A la mañana siguiente el sacerdote abrió el arcón donde guardaba sus escasas pertenencias. De entre ellas destacaba un escudo de textura y peso  indefinido envuelto en tafetán. Lo observó con melancólica desesperanza y comenzó a lijar su superficie. Los campos y cuarteles que lo adornaban fueron desapareciendo al ritmo frenético de la lija sobre el objeto. Así fue borrando su pasado, su linaje, y la estirpe a la que pertenecía. En pocos minutos el escudo se convirtió en un objeto bruñido y raso, ocultando así la única prueba que podría delatarlo. Durante la noche tomó papel y pluma y dedicó todo su esfuerzo en diseñar un mapa. Dibujó manzanas y calles, escribió anotaciones y nombres. El retrato que de su propia muerte mandaría ejecutar sería su propia confesión. Su penitencia sería el destierro. Pedro de Tornavaca que había asistido a la metamorfosis del escudo, escondido entre el corredor y la sacristía, fue el encargado de  hacer llamar al pintor de discreta y escasa fama que lo retrataría. Francisco apoyó el escudo entre la cama y el piso, se recostó sosteniendo el mapa dibujado, y dejó que el pintor realizara su trabajo. Una vez concluido el óleo, se deshizo del mapa y del escudo arrojándolos al fuego y mandó colgar  el cuadro sobre su cama.

 

Eligió un lugar no muy lejano de la ciudad para su destierro voluntario. Excavó con sus propias manos una cueva y cuando estuvo concluida, abandonó el curato de la parroquial de San Matías para refugiarse en la vida eremítica. Los siguientes años de su vida los dedicó a la santificación de las almas y muchos lugareños se acercaban a su puerta para verlo orar.

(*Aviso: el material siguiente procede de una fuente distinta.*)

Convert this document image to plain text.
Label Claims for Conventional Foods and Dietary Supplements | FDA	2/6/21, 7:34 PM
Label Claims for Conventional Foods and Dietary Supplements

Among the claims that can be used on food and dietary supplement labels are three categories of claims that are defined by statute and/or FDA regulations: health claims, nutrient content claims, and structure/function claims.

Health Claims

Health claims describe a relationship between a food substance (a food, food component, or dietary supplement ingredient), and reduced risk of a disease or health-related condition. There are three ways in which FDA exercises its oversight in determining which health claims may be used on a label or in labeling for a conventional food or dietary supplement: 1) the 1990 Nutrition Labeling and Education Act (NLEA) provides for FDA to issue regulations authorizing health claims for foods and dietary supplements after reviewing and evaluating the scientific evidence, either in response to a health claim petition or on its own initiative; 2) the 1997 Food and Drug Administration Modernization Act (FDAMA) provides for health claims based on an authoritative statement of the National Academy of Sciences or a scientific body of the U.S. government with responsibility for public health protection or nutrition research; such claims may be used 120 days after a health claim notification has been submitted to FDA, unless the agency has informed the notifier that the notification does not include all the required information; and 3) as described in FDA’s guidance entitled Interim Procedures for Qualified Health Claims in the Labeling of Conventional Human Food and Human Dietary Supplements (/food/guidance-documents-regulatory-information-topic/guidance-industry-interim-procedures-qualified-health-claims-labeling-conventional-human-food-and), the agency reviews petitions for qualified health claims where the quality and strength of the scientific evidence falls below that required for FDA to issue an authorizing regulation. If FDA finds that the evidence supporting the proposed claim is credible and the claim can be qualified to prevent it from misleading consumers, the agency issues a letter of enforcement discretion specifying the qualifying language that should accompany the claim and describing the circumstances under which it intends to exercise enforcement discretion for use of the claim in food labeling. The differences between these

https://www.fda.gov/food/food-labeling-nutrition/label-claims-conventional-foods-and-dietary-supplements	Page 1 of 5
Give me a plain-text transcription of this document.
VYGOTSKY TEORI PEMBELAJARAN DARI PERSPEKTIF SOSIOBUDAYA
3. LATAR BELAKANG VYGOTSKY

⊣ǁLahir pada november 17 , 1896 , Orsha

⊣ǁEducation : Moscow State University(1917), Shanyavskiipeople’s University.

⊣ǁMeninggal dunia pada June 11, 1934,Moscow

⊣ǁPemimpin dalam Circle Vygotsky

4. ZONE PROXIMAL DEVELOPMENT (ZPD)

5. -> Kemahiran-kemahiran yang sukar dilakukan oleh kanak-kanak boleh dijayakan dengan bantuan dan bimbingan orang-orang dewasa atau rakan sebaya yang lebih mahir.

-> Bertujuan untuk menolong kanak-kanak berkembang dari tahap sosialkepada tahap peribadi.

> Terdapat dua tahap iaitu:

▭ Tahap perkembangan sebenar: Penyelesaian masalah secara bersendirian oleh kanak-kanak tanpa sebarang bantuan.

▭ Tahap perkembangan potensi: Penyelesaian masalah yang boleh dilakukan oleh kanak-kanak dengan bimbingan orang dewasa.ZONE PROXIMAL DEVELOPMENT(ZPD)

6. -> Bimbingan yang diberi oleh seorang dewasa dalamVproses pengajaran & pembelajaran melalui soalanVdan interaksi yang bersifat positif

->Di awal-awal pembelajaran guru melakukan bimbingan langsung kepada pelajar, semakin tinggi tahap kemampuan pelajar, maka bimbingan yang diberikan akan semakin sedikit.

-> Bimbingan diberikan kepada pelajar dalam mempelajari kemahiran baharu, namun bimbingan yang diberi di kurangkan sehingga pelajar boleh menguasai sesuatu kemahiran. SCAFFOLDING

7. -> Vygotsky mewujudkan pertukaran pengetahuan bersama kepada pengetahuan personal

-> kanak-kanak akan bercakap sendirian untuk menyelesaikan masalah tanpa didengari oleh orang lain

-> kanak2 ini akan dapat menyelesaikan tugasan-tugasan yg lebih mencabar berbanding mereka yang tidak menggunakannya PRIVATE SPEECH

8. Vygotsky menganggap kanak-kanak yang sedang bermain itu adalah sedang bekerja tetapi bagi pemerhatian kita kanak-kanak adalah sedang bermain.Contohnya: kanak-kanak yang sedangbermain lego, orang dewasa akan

A veces se elevaba sobre el suelo, otras caía aturdido sobre el piso rezando en una lengua extraña. Dicen que obró algún milagro y pronto adquirió la fama de cura santo. Llegada la hora de su muerte, fue el propio deán de la catedral el que le dio cobijo en la  pequeña habitación de su antigua  iglesia.

 

El techo de la estancia se pierde en la pared amarillenta que desemboca, en el cuadro que representa a un hombre en su lecho de muerte. Bajo el cuadro, sobre la almohada, reposa la cabeza del cura santo. Los ojos permanecen cerrados y el rostro, aunque envejecido, plácido. Sus manos entrelazan un rosario. Una sábana blanca lo cubre desde los pies hasta el pecho y en la mesilla un candil ilumina la pequeña habitación. Nadie le llora, nadie le reza. Está muerto pero no está solo. El sacristán señala la imagen del escudo pintado en el cuadro. Junto a él  los hermanos dominicos examinan con avidez, el mapa que sostiene el retratado sobre su pecho.